Weight checks register $1.2 million in savings


The Tinker AFB office that helps military members with their residential moves saved more than $1.2 million since fiscal year 2013 by increasing how often it weighs trucks hauling household goods.


Expanding the number of moneysaving “reweighs” was also adopted at the regional Joint Personal Property Shipping Office at Joint Base San Antonio-Randolph and saved about $2.2 million in 2016, according to preliminary estimates, said Chris Fellows, chief of the Tinker Personal Property and Passenger Movement Office.


“We initially gave our information to our regional partners of what we successfully came up with as an office back in 2014,” Fellows said. “They realized the successes we had accomplished at a local level, so they adopted this program and expanded it.”


With around 10 employees, the small office under the 72nd Logistics Readiness Squadron handles more than 2,000 moves a year in nine central Oklahoma counties.


The Department of Defense contracts with private moving companies to help move military members and their families for permanent changes of station. To calculate the move’s largest cost – the weight of the load – a truckload of household goods headed to Tinker, for example, will be weighed at the starting location to determine the per-pound payment for the DOD.

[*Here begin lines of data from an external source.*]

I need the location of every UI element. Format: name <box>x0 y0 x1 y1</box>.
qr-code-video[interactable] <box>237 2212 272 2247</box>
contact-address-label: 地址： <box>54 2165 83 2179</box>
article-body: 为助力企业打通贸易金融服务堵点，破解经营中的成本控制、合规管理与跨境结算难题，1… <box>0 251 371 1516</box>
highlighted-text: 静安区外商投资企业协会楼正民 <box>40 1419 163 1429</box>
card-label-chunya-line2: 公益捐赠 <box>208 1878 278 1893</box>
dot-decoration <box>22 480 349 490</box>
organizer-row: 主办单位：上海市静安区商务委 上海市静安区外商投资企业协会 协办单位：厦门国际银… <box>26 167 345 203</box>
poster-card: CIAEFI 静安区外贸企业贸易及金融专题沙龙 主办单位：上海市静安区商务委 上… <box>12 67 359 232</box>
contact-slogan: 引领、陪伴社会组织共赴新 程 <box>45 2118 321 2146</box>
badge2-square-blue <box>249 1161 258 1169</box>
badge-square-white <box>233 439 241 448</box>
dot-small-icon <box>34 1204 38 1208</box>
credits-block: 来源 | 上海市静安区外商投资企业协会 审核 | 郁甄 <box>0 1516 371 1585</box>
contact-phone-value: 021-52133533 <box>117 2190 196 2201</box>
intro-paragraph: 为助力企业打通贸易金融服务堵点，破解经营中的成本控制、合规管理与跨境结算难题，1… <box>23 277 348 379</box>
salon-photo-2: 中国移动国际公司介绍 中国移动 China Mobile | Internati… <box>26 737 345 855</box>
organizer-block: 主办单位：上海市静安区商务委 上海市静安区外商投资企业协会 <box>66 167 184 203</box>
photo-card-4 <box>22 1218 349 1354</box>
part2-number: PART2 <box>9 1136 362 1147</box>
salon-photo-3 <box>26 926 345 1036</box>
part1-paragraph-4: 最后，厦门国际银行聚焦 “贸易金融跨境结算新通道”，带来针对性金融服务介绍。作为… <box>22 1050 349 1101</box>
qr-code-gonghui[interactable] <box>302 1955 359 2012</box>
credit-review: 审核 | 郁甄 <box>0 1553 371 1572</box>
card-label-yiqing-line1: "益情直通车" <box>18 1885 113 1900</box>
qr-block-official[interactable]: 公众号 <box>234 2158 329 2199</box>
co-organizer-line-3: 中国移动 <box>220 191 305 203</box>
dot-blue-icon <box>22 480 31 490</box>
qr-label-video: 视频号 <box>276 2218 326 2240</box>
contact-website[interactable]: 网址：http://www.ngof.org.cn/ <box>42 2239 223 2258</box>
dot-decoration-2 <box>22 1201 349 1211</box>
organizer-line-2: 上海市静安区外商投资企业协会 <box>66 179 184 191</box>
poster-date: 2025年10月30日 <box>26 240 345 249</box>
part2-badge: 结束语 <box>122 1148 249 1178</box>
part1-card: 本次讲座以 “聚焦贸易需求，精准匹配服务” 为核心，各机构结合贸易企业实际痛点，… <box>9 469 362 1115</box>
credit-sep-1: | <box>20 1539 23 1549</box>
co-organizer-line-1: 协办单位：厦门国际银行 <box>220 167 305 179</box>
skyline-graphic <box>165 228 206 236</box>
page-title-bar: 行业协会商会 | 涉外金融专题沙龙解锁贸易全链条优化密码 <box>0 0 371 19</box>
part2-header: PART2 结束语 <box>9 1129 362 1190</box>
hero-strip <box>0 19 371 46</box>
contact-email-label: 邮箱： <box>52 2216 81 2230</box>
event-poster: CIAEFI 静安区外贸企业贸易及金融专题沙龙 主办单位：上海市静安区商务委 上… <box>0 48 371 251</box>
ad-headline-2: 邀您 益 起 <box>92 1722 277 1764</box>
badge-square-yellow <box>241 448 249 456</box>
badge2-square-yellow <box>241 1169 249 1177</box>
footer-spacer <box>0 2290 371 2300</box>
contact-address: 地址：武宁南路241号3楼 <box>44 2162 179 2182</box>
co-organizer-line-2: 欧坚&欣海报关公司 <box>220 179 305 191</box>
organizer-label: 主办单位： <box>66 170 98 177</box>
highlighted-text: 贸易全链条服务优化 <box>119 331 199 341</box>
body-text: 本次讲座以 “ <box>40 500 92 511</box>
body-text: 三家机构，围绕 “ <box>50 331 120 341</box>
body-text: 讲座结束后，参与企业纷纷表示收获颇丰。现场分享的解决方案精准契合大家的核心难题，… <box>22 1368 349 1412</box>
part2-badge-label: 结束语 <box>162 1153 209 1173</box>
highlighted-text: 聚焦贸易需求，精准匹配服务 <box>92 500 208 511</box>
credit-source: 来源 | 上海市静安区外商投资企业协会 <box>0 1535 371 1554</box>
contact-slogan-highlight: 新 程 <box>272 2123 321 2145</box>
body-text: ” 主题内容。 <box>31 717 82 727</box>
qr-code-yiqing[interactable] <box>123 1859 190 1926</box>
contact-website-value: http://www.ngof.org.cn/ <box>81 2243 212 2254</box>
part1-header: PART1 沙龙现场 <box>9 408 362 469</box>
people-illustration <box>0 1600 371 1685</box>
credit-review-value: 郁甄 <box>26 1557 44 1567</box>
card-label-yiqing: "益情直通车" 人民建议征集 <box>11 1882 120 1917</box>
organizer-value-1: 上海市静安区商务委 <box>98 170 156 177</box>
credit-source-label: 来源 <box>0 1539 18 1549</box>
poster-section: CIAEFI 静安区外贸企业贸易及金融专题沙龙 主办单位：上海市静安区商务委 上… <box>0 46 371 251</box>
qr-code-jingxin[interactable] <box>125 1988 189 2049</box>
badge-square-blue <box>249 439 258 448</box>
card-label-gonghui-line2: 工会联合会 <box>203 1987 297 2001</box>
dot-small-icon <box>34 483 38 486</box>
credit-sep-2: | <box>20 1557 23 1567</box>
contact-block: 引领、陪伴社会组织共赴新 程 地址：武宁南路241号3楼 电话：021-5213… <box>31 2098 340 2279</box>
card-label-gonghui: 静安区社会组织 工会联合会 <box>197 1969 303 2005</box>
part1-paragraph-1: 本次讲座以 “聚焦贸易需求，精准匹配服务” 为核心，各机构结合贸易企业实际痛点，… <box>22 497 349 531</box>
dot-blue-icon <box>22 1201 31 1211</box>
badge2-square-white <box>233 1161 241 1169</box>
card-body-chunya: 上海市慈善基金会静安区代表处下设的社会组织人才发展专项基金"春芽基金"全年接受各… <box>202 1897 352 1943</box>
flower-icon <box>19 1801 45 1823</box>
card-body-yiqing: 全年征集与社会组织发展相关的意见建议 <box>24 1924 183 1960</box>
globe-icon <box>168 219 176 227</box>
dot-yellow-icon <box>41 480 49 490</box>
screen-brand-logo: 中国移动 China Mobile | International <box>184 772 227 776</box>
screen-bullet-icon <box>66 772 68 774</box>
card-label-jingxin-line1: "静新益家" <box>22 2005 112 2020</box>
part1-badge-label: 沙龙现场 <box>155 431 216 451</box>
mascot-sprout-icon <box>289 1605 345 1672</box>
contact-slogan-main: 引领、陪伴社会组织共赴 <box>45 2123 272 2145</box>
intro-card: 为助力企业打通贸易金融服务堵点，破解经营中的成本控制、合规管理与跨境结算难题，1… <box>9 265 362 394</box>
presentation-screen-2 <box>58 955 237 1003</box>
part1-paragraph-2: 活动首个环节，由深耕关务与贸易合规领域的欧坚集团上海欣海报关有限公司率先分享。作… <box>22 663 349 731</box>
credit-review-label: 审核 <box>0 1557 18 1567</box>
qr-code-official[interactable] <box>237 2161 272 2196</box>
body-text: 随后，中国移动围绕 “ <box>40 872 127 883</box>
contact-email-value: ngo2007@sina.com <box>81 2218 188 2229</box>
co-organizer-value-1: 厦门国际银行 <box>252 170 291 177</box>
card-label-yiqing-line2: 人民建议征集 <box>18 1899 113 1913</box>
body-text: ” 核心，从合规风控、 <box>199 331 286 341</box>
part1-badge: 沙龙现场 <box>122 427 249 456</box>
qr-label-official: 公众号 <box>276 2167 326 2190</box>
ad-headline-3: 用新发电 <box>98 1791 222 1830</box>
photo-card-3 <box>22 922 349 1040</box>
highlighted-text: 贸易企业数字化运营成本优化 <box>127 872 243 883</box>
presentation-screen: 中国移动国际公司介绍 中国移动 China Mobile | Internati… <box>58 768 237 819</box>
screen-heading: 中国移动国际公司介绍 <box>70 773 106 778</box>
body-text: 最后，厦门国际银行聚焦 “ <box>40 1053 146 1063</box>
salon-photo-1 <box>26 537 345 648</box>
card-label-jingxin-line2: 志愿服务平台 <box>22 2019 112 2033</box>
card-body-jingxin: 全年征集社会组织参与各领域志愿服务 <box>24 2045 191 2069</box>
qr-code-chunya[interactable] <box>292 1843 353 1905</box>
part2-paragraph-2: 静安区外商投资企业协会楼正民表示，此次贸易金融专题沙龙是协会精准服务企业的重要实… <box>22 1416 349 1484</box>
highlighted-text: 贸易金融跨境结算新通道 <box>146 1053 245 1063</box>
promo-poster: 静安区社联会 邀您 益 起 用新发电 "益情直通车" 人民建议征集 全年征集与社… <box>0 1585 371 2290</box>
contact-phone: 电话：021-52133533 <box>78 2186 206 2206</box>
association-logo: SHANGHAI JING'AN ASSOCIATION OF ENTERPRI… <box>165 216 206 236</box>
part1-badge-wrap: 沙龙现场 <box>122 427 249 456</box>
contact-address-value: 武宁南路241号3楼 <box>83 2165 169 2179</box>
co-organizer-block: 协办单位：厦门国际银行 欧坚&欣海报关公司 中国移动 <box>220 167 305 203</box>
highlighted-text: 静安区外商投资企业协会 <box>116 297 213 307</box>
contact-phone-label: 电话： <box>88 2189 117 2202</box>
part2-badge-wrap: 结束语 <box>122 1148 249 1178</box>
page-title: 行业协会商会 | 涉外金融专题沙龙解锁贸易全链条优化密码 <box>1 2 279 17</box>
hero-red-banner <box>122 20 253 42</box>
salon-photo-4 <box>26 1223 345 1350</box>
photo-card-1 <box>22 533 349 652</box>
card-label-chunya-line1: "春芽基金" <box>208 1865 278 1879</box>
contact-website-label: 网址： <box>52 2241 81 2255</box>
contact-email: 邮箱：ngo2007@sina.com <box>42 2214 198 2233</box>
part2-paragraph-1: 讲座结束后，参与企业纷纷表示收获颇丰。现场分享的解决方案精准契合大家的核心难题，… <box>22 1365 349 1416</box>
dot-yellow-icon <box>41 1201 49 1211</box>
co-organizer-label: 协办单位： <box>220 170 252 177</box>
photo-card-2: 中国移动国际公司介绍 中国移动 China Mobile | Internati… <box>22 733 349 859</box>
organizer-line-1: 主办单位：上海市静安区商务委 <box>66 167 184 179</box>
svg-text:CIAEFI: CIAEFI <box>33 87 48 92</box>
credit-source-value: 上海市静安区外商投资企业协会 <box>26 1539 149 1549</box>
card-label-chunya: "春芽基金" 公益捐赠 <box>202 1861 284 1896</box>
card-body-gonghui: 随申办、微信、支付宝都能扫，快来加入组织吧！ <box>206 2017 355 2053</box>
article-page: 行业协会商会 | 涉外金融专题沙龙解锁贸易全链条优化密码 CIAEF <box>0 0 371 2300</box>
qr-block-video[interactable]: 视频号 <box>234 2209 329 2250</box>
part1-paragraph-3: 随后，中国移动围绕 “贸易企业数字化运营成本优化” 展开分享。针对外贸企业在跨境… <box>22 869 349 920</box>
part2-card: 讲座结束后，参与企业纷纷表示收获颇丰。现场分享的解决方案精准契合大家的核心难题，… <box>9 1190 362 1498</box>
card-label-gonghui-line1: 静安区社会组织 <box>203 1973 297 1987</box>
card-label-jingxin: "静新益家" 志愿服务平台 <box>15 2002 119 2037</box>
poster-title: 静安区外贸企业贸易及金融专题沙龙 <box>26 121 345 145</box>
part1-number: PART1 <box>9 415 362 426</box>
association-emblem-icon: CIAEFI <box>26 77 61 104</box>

An average shipment weighs 7,000 to 8,000 pounds. Last year, the office performed 320 reweighs, said Ron Jackson, a quality assurance specialist.


“When we think about cost savings,” Fellows said, “we would like to get what we pay for. Sometimes the Department of Defense pays for weight moved that isn’t always accurate from the initial weighing and is overcharged. That added cost can be transferred not only to taxpayers, but also to the individual service member themselves if they in fact go overweight. Using scales, we want to validate the weight of a shipment that is moved and make sure the DOD gets what it pays for.”


A smaller part of the cost savings came from denying unnecessary expenses. A shipper or residential customers may request to crate an item, but the office may determine that a less expensive alternative is available and just as effective, such as sturdy boxing.


The Bldg. 469 office anticipates more savings starting this spring when it begins using a truck scale that already exists on base. In the past, shipments were weighed for a small fee on commercial scales in the area.


Permission to use the scales near the truck gate on the west side came through a collaborative effort among several offices on base, including 72nd Air Base Wing Civil Engineering and Defense Logistics Agency Distribution.


Jackson said the office reweighs about 8 percent of the shipments arriving in the metro area. The office, however, is aiming to move the percentage to around 12 percent with the on-base scale, he said. The peak moving season runs from around Memorial Day to early fall.


“The percentage of the amount of reweighs we do will go up because we are going to try to reweigh 100 percent of the personal property shipments coming to the base,” he said.


Fellows said “as a Personal Property and Passenger Movement Office, we strive to provide the customer an outstanding service experience. We want to make sure their move is cost-effective and efficient.”